In-universe information
- Species: Human
- Gender: Male
- Occupation: Space pilot
- Affiliation: First Doctor
- Home: Earth
- Home era: 23rd century

= Steven Taylor (Doctor Who) =

Fictional character in the TV series Doctor Who

Steven Taylor is a fictional character played by Peter Purves in the long-running British science fiction television series Doctor Who. A space pilot from Earth in the future, he was a companion of the First Doctor and a regular in the programme from 1965 to 1966. Steven appeared in 10 stories (45 episodes).

==Appearances==

===Television===
Steven first appears in the serial The Chase, when the Doctor and his companions, Ian, Barbara, and Vicki, find him on the planet Mechanus where he crash-landed two years before. He joins the Doctor and Vicki as a companion in the following serial, The Time Meddler, when they discover that he stowed-away in the TARDIS after having escaped the burning Mechonoid City. Steven is a strong-willed individual, who is more capable when there is something physical to do than when there is thinking to be done. He has a finely developed sense of right and wrong, and places a high value on human life.

Steven follows the Doctor through The Daleks' Master Plan, a dark and dangerous adventure that takes the lives of Sara Kingdom and Katarina. He argues with the Doctor when he refuses to prevent the events of The Massacre of St Bartholomew's Eve. Steven is ready to part company with the Doctor over the deaths that happened, in particular that of a woman named Anne Chaplet. He rejoins the Doctor, however, at the same time that they acquired a new travelling companion, a young woman by the name of Dorothea "Dodo" Chaplet, who is apparently a descendant of Anne's.
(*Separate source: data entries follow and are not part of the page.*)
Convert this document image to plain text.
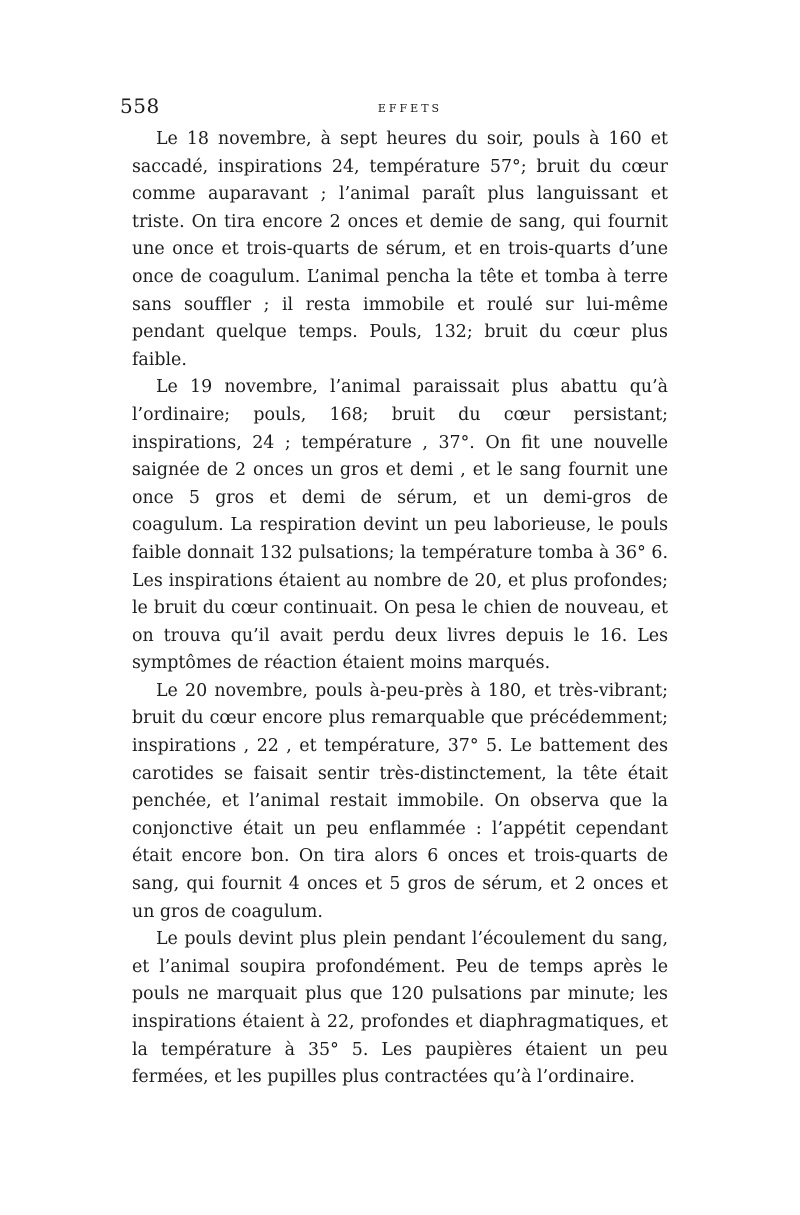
558	EFFETS

Le 18 novembre, à sept heures du soir, pouls à 160 et saccadé, inspirations 24, température 57°; bruit du cœur comme auparavant ; l’animal paraît plus languissant et triste. On tira encore 2 onces et demie de sang, qui fournit une once et trois-quarts de sérum, et en trois-quarts d’une once de coagulum. L’animal pencha la tête et tomba à terre sans souffler ; il resta immobile et roulé sur lui-même pendant quelque temps. Pouls, 132; bruit du cœur plus faible.

Le 19 novembre, l’animal paraissait plus abattu qu’à l’ordinaire; pouls, 168; bruit du cœur persistant; inspirations, 24 ; température , 37°. On fit une nouvelle saignée de 2 onces un gros et demi , et le sang fournit une once 5 gros et demi de sérum, et un demi-gros de coagulum. La respiration devint un peu laborieuse, le pouls faible donnait 132 pulsations; la température tomba à 36° 6. Les inspirations étaient au nombre de 20, et plus profondes; le bruit du cœur continuait. On pesa le chien de nouveau, et on trouva qu’il avait perdu deux livres depuis le 16. Les symptômes de réaction étaient moins marqués.

Le 20 novembre, pouls à-peu-près à 180, et très-vibrant; bruit du cœur encore plus remarquable que précédemment; inspirations , 22 , et température, 37° 5. Le battement des carotides se faisait sentir très-distinctement, la tête était penchée, et l’animal restait immobile. On observa que la conjonctive était un peu enflammée : l’appétit cependant était encore bon. On tira alors 6 onces et trois-quarts de sang, qui fournit 4 onces et 5 gros de sérum, et 2 onces et un gros de coagulum.

Le pouls devint plus plein pendant l’écoulement du sang, et l’animal soupira profondément. Peu de temps après le pouls ne marquait plus que 120 pulsations par minute; les inspirations étaient à 22, profondes et diaphragmatiques, et la température à 35° 5. Les paupières étaient un peu fermées, et les pupilles plus contractées qu’à l’ordinaire.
Steven's journey eventually ends during The Savages, when he decides to accept the responsibility of leading the combined society of Savages and Elders that is attempting a lasting peace. His life beyond that is not explored in the series.
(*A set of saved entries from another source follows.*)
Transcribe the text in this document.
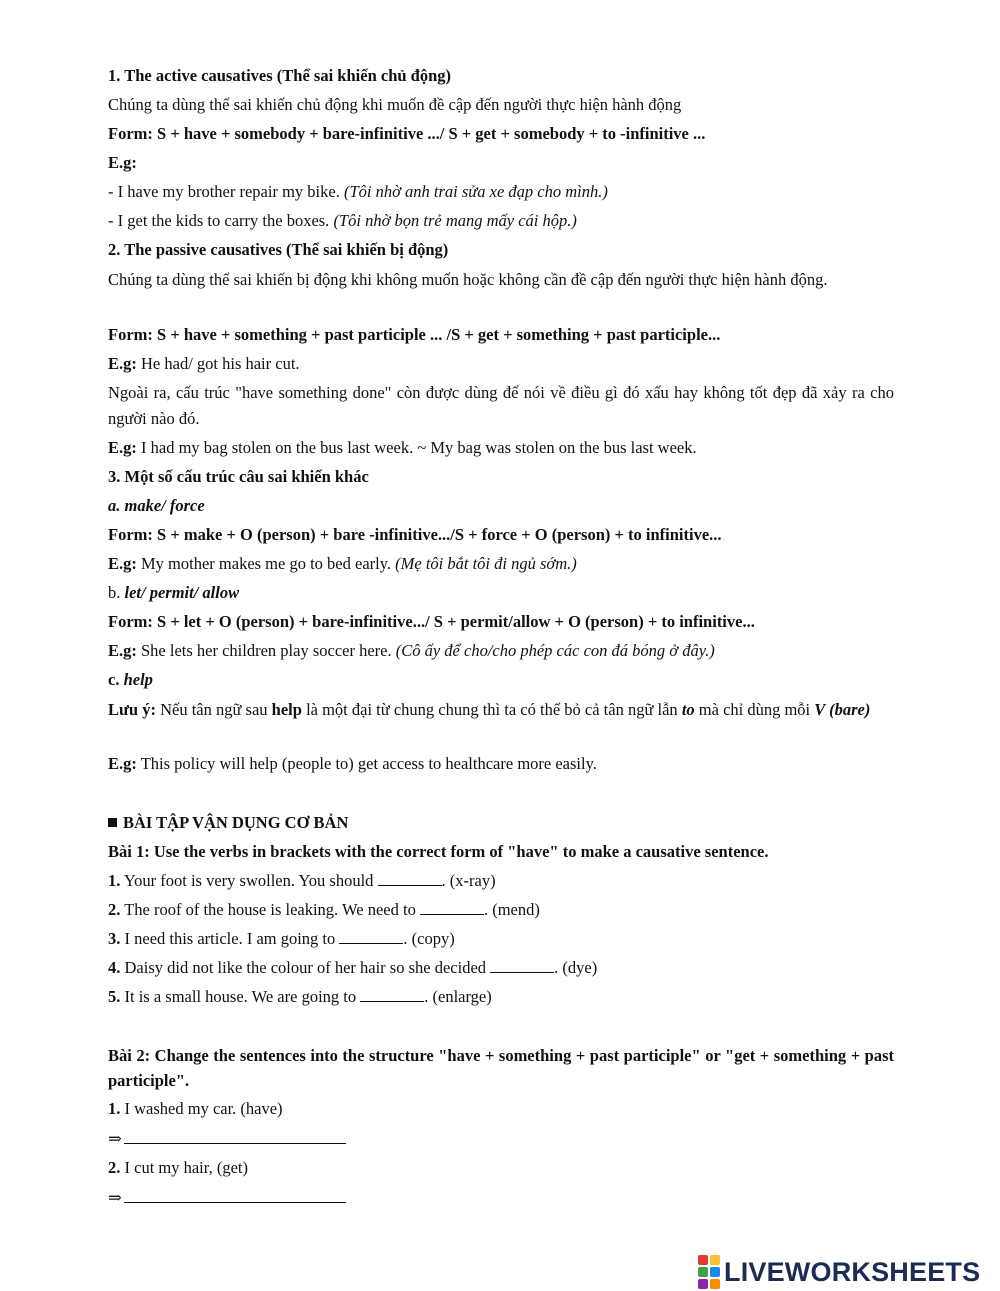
1. The active causatives (Thể sai khiến chủ động)
Chúng ta dùng thể sai khiến chủ động khi muốn đề cập đến người thực hiện hành động
Form: S + have + somebody + bare-infinitive .../ S + get + somebody + to -infinitive ...
E.g:
- I have my brother repair my bike. (Tôi nhờ anh trai sửa xe đạp cho mình.)
- I get the kids to carry the boxes. (Tôi nhờ bọn trẻ mang mấy cái hộp.)
2. The passive causatives (Thể sai khiến bị động)
Chúng ta dùng thể sai khiến bị động khi không muốn hoặc không cần đề cập đến người thực hiện hành động.
Form: S + have + something + past participle ... /S + get + something + past participle...
E.g: He had/ got his hair cut.
Ngoài ra, cấu trúc "have something done" còn được dùng để nói về điều gì đó xấu hay không tốt đẹp đã xảy ra cho người nào đó.
E.g: I had my bag stolen on the bus last week. ~ My bag was stolen on the bus last week.
3. Một số cấu trúc câu sai khiến khác
a. make/ force
Form: S + make + O (person) + bare -infinitive.../S + force + O (person) + to infinitive...
E.g: My mother makes me go to bed early. (Mẹ tôi bắt tôi đi ngủ sớm.)
b. let/ permit/ allow
Form: S + let + O (person) + bare-infinitive.../ S + permit/allow + O (person) + to infinitive...
E.g: She lets her children play soccer here. (Cô ấy để cho/cho phép các con đá bóng ở đây.)
c. help
Lưu ý: Nếu tân ngữ sau help là một đại từ chung chung thì ta có thể bỏ cả tân ngữ lẫn to mà chỉ dùng mỗi V (bare)
E.g: This policy will help (people to) get access to healthcare more easily.
BÀI TẬP VẬN DỤNG CƠ BẢN
Bài 1: Use the verbs in brackets with the correct form of "have" to make a causative sentence.
1. Your foot is very swollen. You should	. (x-ray)
2. The roof of the house is leaking. We need to	. (mend)
3. I need this article. I am going to	. (copy)
4. Daisy did not like the colour of her hair so she decided	. (dye)
5. It is a small house. We are going to	. (enlarge)
Bài 2: Change the sentences into the structure "have + something + past participle" or "get + something + past participle".
1. I washed my car. (have)
⇒
2. I cut my hair, (get)
⇒
LIVEWORKSHEETS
The exact time period that Steven originally came from is not specified in the television series. However, in The Daleks' Master Plan, set in the year 4000, Steven states that he comes from "hundreds of years" before that period.

An older Steven, still played by Purves, returns in an episode of the 60th anniversary spin-off Tales of the TARDIS, alongside Maureen O'Brien as Vicki. Drawn from their respective timelines, Steven and Vicki recall the events of The Time Meddler and their lives after leaving the First Doctor. Steven became a king and has children and grandchildren. Their episode ends with the off-screen voice of William Hartnell, suggesting the First Doctor has joined them.

===Other media===
Steven appears in three spin-off novels: The Empire of Glass (1995) of the Virgin Missing Adventures range, and Salvation (1999) and Bunker Soldiers (2001) of the Past Doctor Adventures range. In addition, he appears in many stories of the BBC Short Trips and the Virgin Decalog. Steven, often voiced by Purves, also appears in many Big Finish Productions audio dramas including The Five Companions alongside the Fifth Doctor (Peter Davison), The War to End All Wars, which looks in depth at his life after he left the Doctor, and The Secret History in which he and Vicki meet the Fifth Doctor after a complex plot by the Monk sees the Fifth Doctor replace the First during a crucial adventure.

==Casting==
Peter Purves originally auditioned for the part of a giant insect in The Web Planet, but failed. He then appeared in the third episode of The Chase as Morton Dill, a "hillbilly". He then appears as Steven in the final episode. Purves had grown "the beginnings of a beard" to disguise the connection between the two characters of the serial. The production team had been looking for a character to replace Barbara Wright (Jacqueline Hill) and Ian Chesterton (William Russell), who were leaving in the serial, and Purves was suggested by both William Hartnell and Maureen O'Brien. Early drafts of the story used the names "Bruck" and "Michael" for the character of the captured astronaut, before settling on "Steven".